Marianne Herjean

PELERINAGES PARTICULIERS

Série de dessins / photographies argentiques

craie grasse, crayon, collage sur papier

21*29,7cm

"Chacun de nous, rêve de pèlerinages particuliers"

Essai rédigé en mars 2014



Je pose les conditions du terme paysage. Le paysage n ́a pas de limite. Sa géographie est totale. Ces frontières en négatif révèlent les espaces de chaque côté. L ́attachement reconnaît le paysage. Je le nomme, je le ressens, il existe. Il n ́y pas de paysage sans moi.


Le paysage définit des termes génériques pour nommer des paysages spécifiques. La forêt ou le centre commercial. Gwenaelle et l’étang de la Loy à Saint-Thibault-des-Vignes, dans la vallée de la Brosse. Voici l ́étang de Gwenaelle. Jean Christophe Bailly parle de «fonction». La «fonction ville», c ́est-à-dire la somme des éléments qui caractérisent l ́émotion que procure le paysage de la ville. Mais comme chaque ville est différentes, chaque paysages contient ses fonctions originales.
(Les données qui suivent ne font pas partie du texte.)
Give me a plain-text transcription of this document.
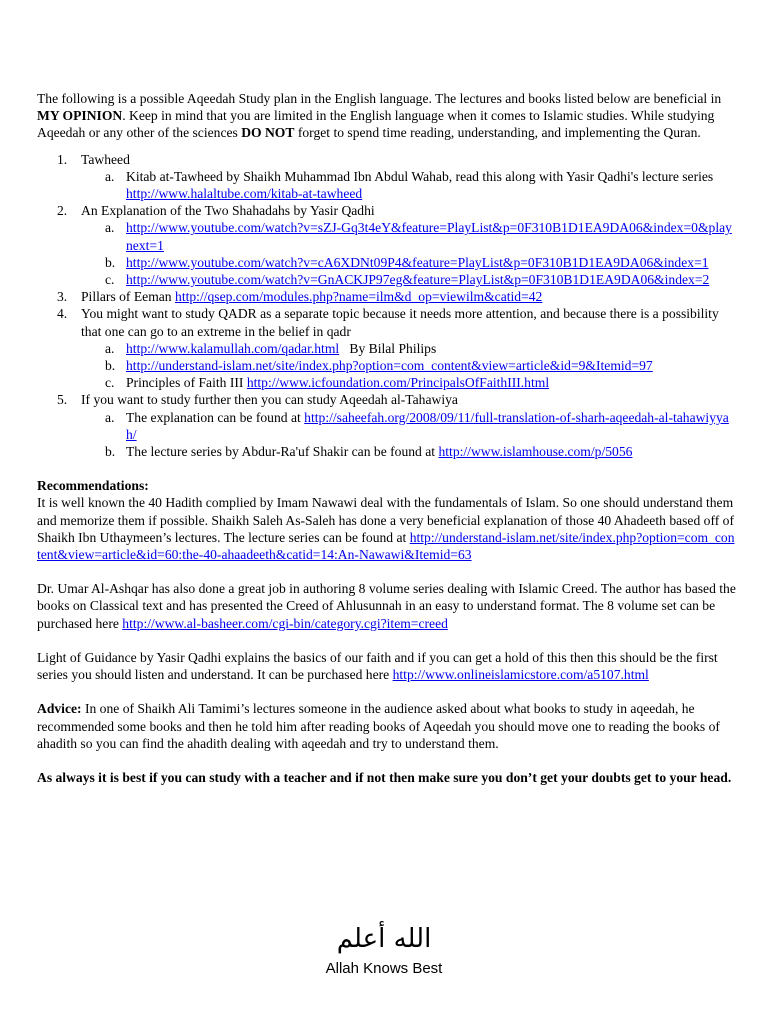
The following is a possible Aqeedah Study plan in the English language. The lectures and books listed below are beneficial in MY OPINION. Keep in mind that you are limited in the English language when it comes to Islamic studies. While studying Aqeedah or any other of the sciences DO NOT forget to spend time reading, understanding, and implementing the Quran.

1. Tawheed
a. Kitab at-Tawheed by Shaikh Muhammad Ibn Abdul Wahab, read this along with Yasir Qadhi's lecture series http://www.halaltube.com/kitab-at-tawheed
2. An Explanation of the Two Shahadahs by Yasir Qadhi
a. http://www.youtube.com/watch?v=sZJ-Gq3t4eY&feature=PlayList&p=0F310B1D1EA9DA06&index=0&playnext=1
b. http://www.youtube.com/watch?v=cA6XDNt09P4&feature=PlayList&p=0F310B1D1EA9DA06&index=1
c. http://www.youtube.com/watch?v=GnACKJP97eg&feature=PlayList&p=0F310B1D1EA9DA06&index=2
3. Pillars of Eeman http://qsep.com/modules.php?name=ilm&d_op=viewilm&catid=42
4. You might want to study QADR as a separate topic because it needs more attention, and because there is a possibility that one can go to an extreme in the belief in qadr
a. http://www.kalamullah.com/qadar.html   By Bilal Philips
b. http://understand-islam.net/site/index.php?option=com_content&view=article&id=9&Itemid=97
c. Principles of Faith III http://www.icfoundation.com/PrincipalsOfFaithIII.html
5. If you want to study further then you can study Aqeedah al-Tahawiya
a. The explanation can be found at http://saheefah.org/2008/09/11/full-translation-of-sharh-aqeedah-al-tahawiyyah/
b. The lecture series by Abdur-Ra'uf Shakir can be found at http://www.islamhouse.com/p/5056

Recommendations:
It is well known the 40 Hadith complied by Imam Nawawi deal with the fundamentals of Islam. So one should understand them and memorize them if possible. Shaikh Saleh As-Saleh has done a very beneficial explanation of those 40 Ahadeeth based off of Shaikh Ibn Uthaymeen’s lectures. The lecture series can be found at http://understand-islam.net/site/index.php?option=com_content&view=article&id=60:the-40-ahaadeeth&catid=14:An-Nawawi&Itemid=63

Dr. Umar Al-Ashqar has also done a great job in authoring 8 volume series dealing with Islamic Creed. The author has based the books on Classical text and has presented the Creed of Ahlusunnah in an easy to understand format. The 8 volume set can be purchased here http://www.al-basheer.com/cgi-bin/category.cgi?item=creed

Light of Guidance by Yasir Qadhi explains the basics of our faith and if you can get a hold of this then this should be the first series you should listen and understand. It can be purchased here http://www.onlineislamicstore.com/a5107.html

Advice: In one of Shaikh Ali Tamimi’s lectures someone in the audience asked about what books to study in aqeedah, he recommended some books and then he told him after reading books of Aqeedah you should move one to reading the books of ahadith so you can find the ahadith dealing with aqeedah and try to understand them.

As always it is best if you can study with a teacher and if not then make sure you don’t get your doubts get to your head.

الله أعلم
Allah Knows Best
L ́attachement est un mouvement à plusieurs échelles. Il se crée par une relation intime avec le paysage grâce à un processus : l ́immédiateté. Hélèna Villovitch, dans L ́immobilier, affirme que «Des lieux nous habitent peut être plus que nous les habitons nous-même.» Il y a la visite; la première fois que je vois, que je suis avec le paysage. La relation est physique, le corps entier est mis en relation. Puis la translation: le paysage se verse en moi et je me verse en lui. Le sens reste en suspend.
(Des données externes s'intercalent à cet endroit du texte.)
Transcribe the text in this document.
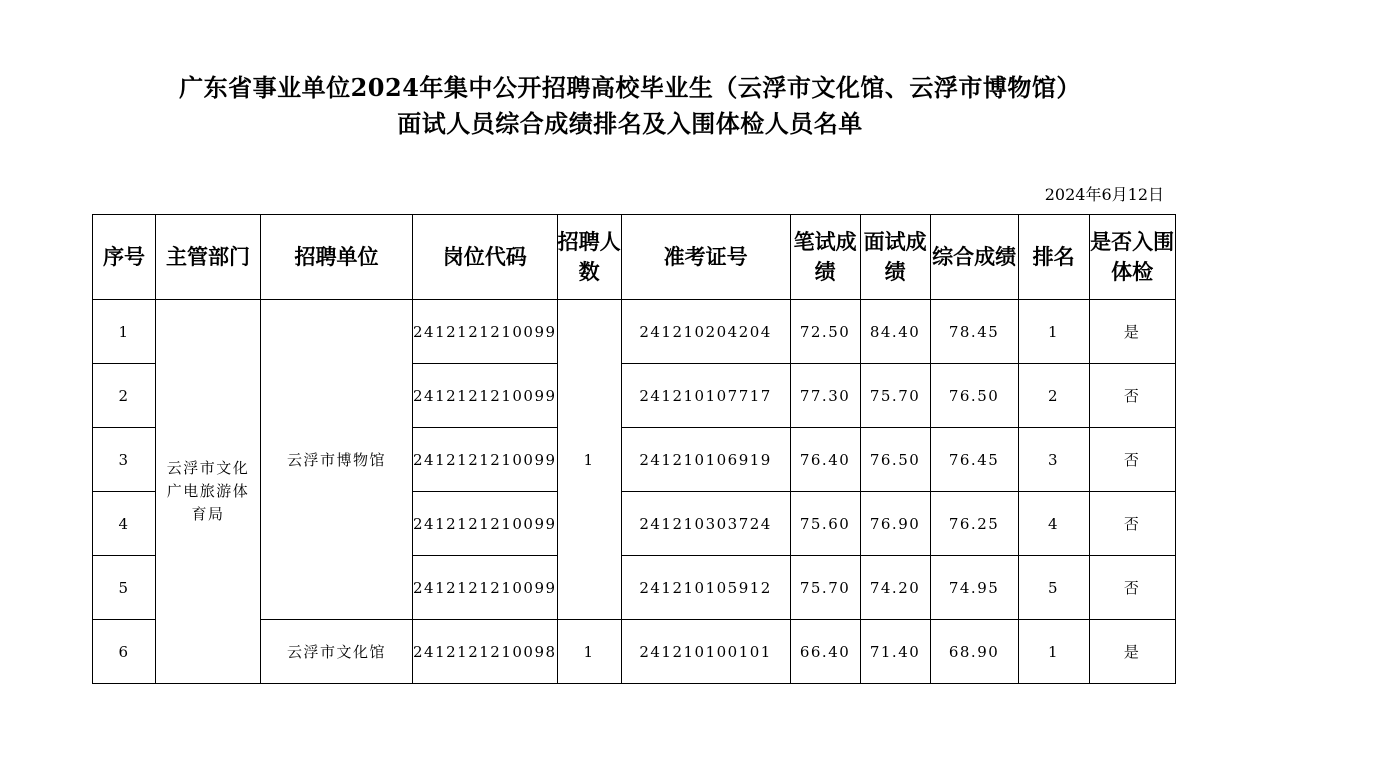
广东省事业单位2024年集中公开招聘高校毕业生（云浮市文化馆、云浮市博物馆）
面试人员综合成绩排名及入围体检人员名单
2024年6月12日
序号	主管部门	招聘单位	岗位代码	招聘人数	准考证号	笔试成绩	面试成绩	综合成绩	排名	是否入围体检
1	云浮市文化广电旅游体育局	云浮市博物馆	2412121210099	1	241210204204	72.50	84.40	78.45	1	是
2			2412121210099		241210107717	77.30	75.70	76.50	2	否
3			2412121210099		241210106919	76.40	76.50	76.45	3	否
4			2412121210099		241210303724	75.60	76.90	76.25	4	否
5			2412121210099		241210105912	75.70	74.20	74.95	5	否
6		云浮市文化馆	2412121210098	1	241210100101	66.40	71.40	68.90	1	是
Mais ce mouvement d ́appropriation se fait aussi à posteriori. La réalité de l ́attache s ́impose à travers le retour et la conscience de mon attachement. Jean Christophe Bailly parle de «prolifération de repères qui viennent alerter ma mémoire». Je suis saisie par le paysage, parce je le reconnais ou parce qu ́il me renvoie précisément à lui.
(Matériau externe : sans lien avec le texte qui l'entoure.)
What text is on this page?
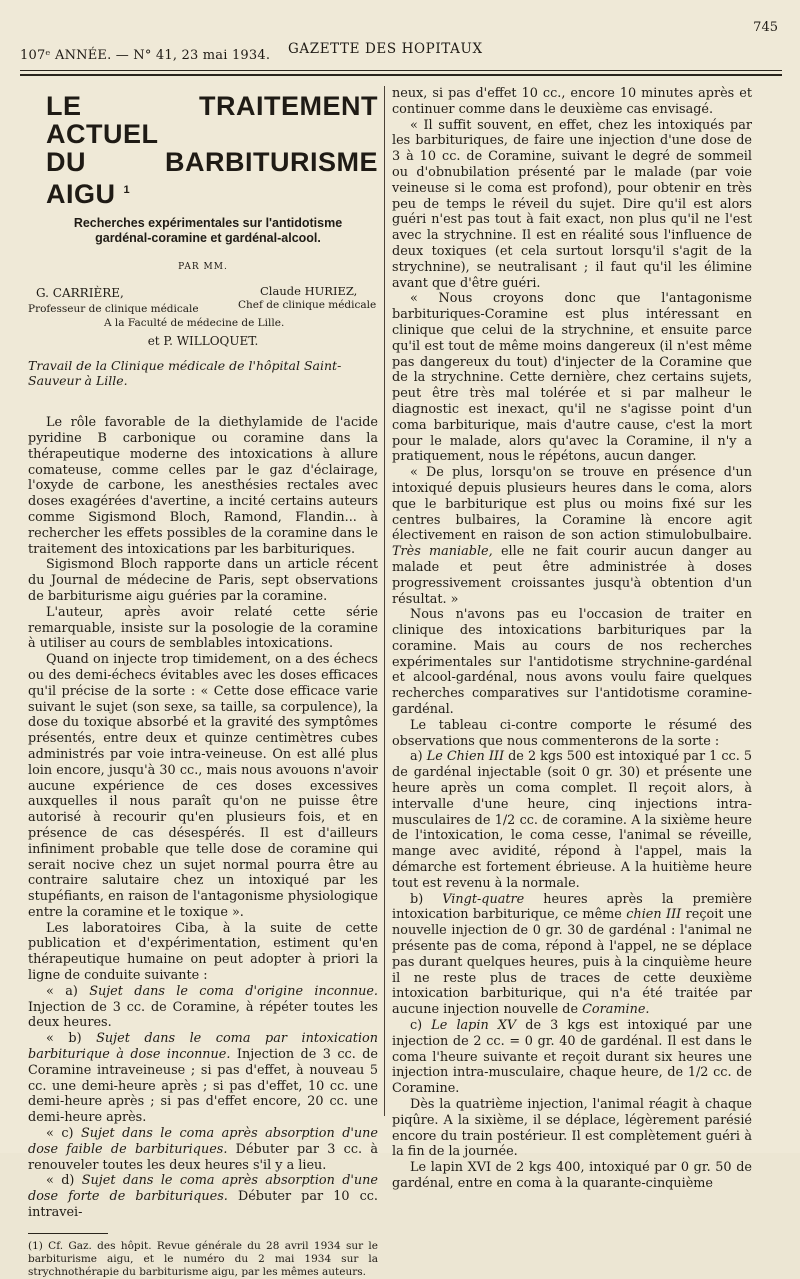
107ᵉ ANNÉE. — N° 41, 23 mai 1934. GAZETTE DES HOPITAUX
745
LE TRAITEMENT ACTUEL
DU BARBITURISME AIGU $^1$
Recherches expérimentales sur l'antidotisme
gardénal-coramine et gardénal-alcool.
PAR MM.
G. CARRIÈRE,
Professeur de clinique médicale
Claude HURIEZ,
Chef de clinique médicale
A la Faculté de médecine de Lille.
et P. WILLOQUET.
Travail de la Clinique médicale de l'hôpital Saint-Sauveur à Lille.

Le rôle favorable de la diethylamide de l'acide pyridine B carbonique ou coramine dans la thérapeutique moderne des intoxications à allure comateuse, comme celles par le gaz d'éclairage, l'oxyde de carbone, les anesthésies rectales avec doses exagérées d'avertine, a incité certains auteurs comme Sigismond Bloch, Ramond, Flandin... à rechercher les effets possibles de la coramine dans le traitement des intoxications par les barbituriques.

Sigismond Bloch rapporte dans un article récent du Journal de médecine de Paris, sept observations de barbiturisme aigu guéries par la coramine.

L'auteur, après avoir relaté cette série remarquable, insiste sur la posologie de la coramine à utiliser au cours de semblables intoxications.

Quand on injecte trop timidement, on a des échecs ou des demi-échecs évitables avec les doses efficaces qu'il précise de la sorte : « Cette dose efficace varie suivant le sujet (son sexe, sa taille, sa corpulence), la dose du toxique absorbé et la gravité des symptômes présentés, entre deux et quinze centimètres cubes administrés par voie intra-veineuse. On est allé plus loin encore, jusqu'à 30 cc., mais nous avouons n'avoir aucune expérience de ces doses excessives auxquelles il nous paraît qu'on ne puisse être autorisé à recourir qu'en plusieurs fois, et en présence de cas désespérés. Il est d'ailleurs infiniment probable que telle dose de coramine qui serait nocive chez un sujet normal pourra être au contraire salutaire chez un intoxiqué par les stupéfiants, en raison de l'antagonisme physiologique entre la coramine et le toxique ».

Les laboratoires Ciba, à la suite de cette publication et d'expérimentation, estiment qu'en thérapeutique humaine on peut adopter à priori la ligne de conduite suivante :

« a) Sujet dans le coma d'origine inconnue. Injection de 3 cc. de Coramine, à répéter toutes les deux heures.

« b) Sujet dans le coma par intoxication barbiturique à dose inconnue. Injection de 3 cc. de Coramine intraveineuse ; si pas d'effet, à nouveau 5 cc. une demi-heure après ; si pas d'effet, 10 cc. une demi-heure après ; si pas d'effet encore, 20 cc. une demi-heure après.

« c) Sujet dans le coma après absorption d'une dose faible de barbituriques. Débuter par 3 cc. à renouveler toutes les deux heures s'il y a lieu.

« d) Sujet dans le coma après absorption d'une dose forte de barbituriques. Débuter par 10 cc. intravei-

(1) Cf. Gaz. des hôpit. Revue générale du 28 avril 1934 sur le barbiturisme aigu, et le numéro du 2 mai 1934 sur la strychnothérapie du barbiturisme aigu, par les mêmes auteurs.

neux, si pas d'effet 10 cc., encore 10 minutes après et continuer comme dans le deuxième cas envisagé.

« Il suffit souvent, en effet, chez les intoxiqués par les barbituriques, de faire une injection d'une dose de 3 à 10 cc. de Coramine, suivant le degré de sommeil ou d'obnubilation présenté par le malade (par voie veineuse si le coma est profond), pour obtenir en très peu de temps le réveil du sujet. Dire qu'il est alors guéri n'est pas tout à fait exact, non plus qu'il ne l'est avec la strychnine. Il est en réalité sous l'influence de deux toxiques (et cela surtout lorsqu'il s'agit de la strychnine), se neutralisant ; il faut qu'il les élimine avant que d'être guéri.

« Nous croyons donc que l'antagonisme barbituriques-Coramine est plus intéressant en clinique que celui de la strychnine, et ensuite parce qu'il est tout de même moins dangereux (il n'est même pas dangereux du tout) d'injecter de la Coramine que de la strychnine. Cette dernière, chez certains sujets, peut être très mal tolérée et si par malheur le diagnostic est inexact, qu'il ne s'agisse point d'un coma barbiturique, mais d'autre cause, c'est la mort pour le malade, alors qu'avec la Coramine, il n'y a pratiquement, nous le répétons, aucun danger.

« De plus, lorsqu'on se trouve en présence d'un intoxiqué depuis plusieurs heures dans le coma, alors que le barbiturique est plus ou moins fixé sur les centres bulbaires, la Coramine là encore agit électivement en raison de son action stimulobulbaire. Très maniable, elle ne fait courir aucun danger au malade et peut être administrée à doses progressivement croissantes jusqu'à obtention d'un résultat. »

Nous n'avons pas eu l'occasion de traiter en clinique des intoxications barbituriques par la coramine. Mais au cours de nos recherches expérimentales sur l'antidotisme strychnine-gardénal et alcool-gardénal, nous avons voulu faire quelques recherches comparatives sur l'antidotisme coramine-gardénal.

Le tableau ci-contre comporte le résumé des observations que nous commenterons de la sorte :

a) Le Chien III de 2 kgs 500 est intoxiqué par 1 cc. 5 de gardénal injectable (soit 0 gr. 30) et présente une heure après un coma complet. Il reçoit alors, à intervalle d'une heure, cinq injections intra-musculaires de 1/2 cc. de coramine. A la sixième heure de l'intoxication, le coma cesse, l'animal se réveille, mange avec avidité, répond à l'appel, mais la démarche est fortement ébrieuse. A la huitième heure tout est revenu à la normale.

b) Vingt-quatre heures après la première intoxication barbiturique, ce même chien III reçoit une nouvelle injection de 0 gr. 30 de gardénal : l'animal ne présente pas de coma, répond à l'appel, ne se déplace pas durant quelques heures, puis à la cinquième heure il ne reste plus de traces de cette deuxième intoxication barbiturique, qui n'a été traitée par aucune injection nouvelle de Coramine.

c) Le lapin XV de 3 kgs est intoxiqué par une injection de 2 cc. = 0 gr. 40 de gardénal. Il est dans le coma l'heure suivante et reçoit durant six heures une injection intra-musculaire, chaque heure, de 1/2 cc. de Coramine.

Dès la quatrième injection, l'animal réagit à chaque piqûre. A la sixième, il se déplace, légèrement parésié encore du train postérieur. Il est complètement guéri à la fin de la journée.

Le lapin XVI de 2 kgs 400, intoxiqué par 0 gr. 50 de gardénal, entre en coma à la quarante-cinquième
«On croit que l ́on va faire un voyage mais en réalité c ́est le voyage qui fait le voyageur», écrit Nicolas Bouvier dans L’ usage du Monde. L ́attachement est notre premier désir. Il façonne notre personnalité, notre rapport au monde, nos comportements. Nous avons besoin de ce mouvement vers le paysage. 


L ́attachement est une autre forme de mémoire. C ́est le ressenti translucide de notre inconscient. C ́est la mémoire sans souvenir, la mémoire incorporé. La difficulté de l ́attache se trouve dans sa retranscription. Jean Christophe Bailly affirme que «ce qui est étrange c ́est le mystère de la tonalité locale, facile à capter mais difficile à caractériser»


Ce qui nous lie de façon si virulente à un paysage pose ses conditions. La constance est la première. La régularité, la fréquence de la relation avec le paysage entretenu . Michel Malherbe à propos de la maladie d ́Alzheimer, écrit que « la mémoire est constitutive».La seconde condition nécessite donc d ́avoir une mémoire, une conscience de soi et donc du paysage. Lorsque de l ́affect et des affects sont mis en jeu dans la perception du paysage, ce dernier se fait alors miroir de notre subjectivité. Cette relation se forme aussi lorsque le sujet associe son attache à un événement particulier: il est presque toujours marquant, doux, hypnotisant ou collectif.


Le paysage réunit, se transmet. Jean Christophe Bailly site lors d ́une promenade dans Central Park qu ́un coin de paysage peut brusquement renvoyer à plusieurs milliers de kilomètres. 


L ́attache peut nous donner un prétexte à protéger, de la standardisation, du profit à outrance sur le paysage. L ́attachement «rend notre propre personne au monde moins arbitraire», écrit Pierre Sansot dans Variation Paysagère.
Si l ́immeuble disparaît l ́ombre aussi, la rue prend la lumière, la scénographie est bâclée. Il ne reste alors que le sol et le ciel: l ́emplacement. 


Chacun de nous, rêve de pèlerinages particuliers.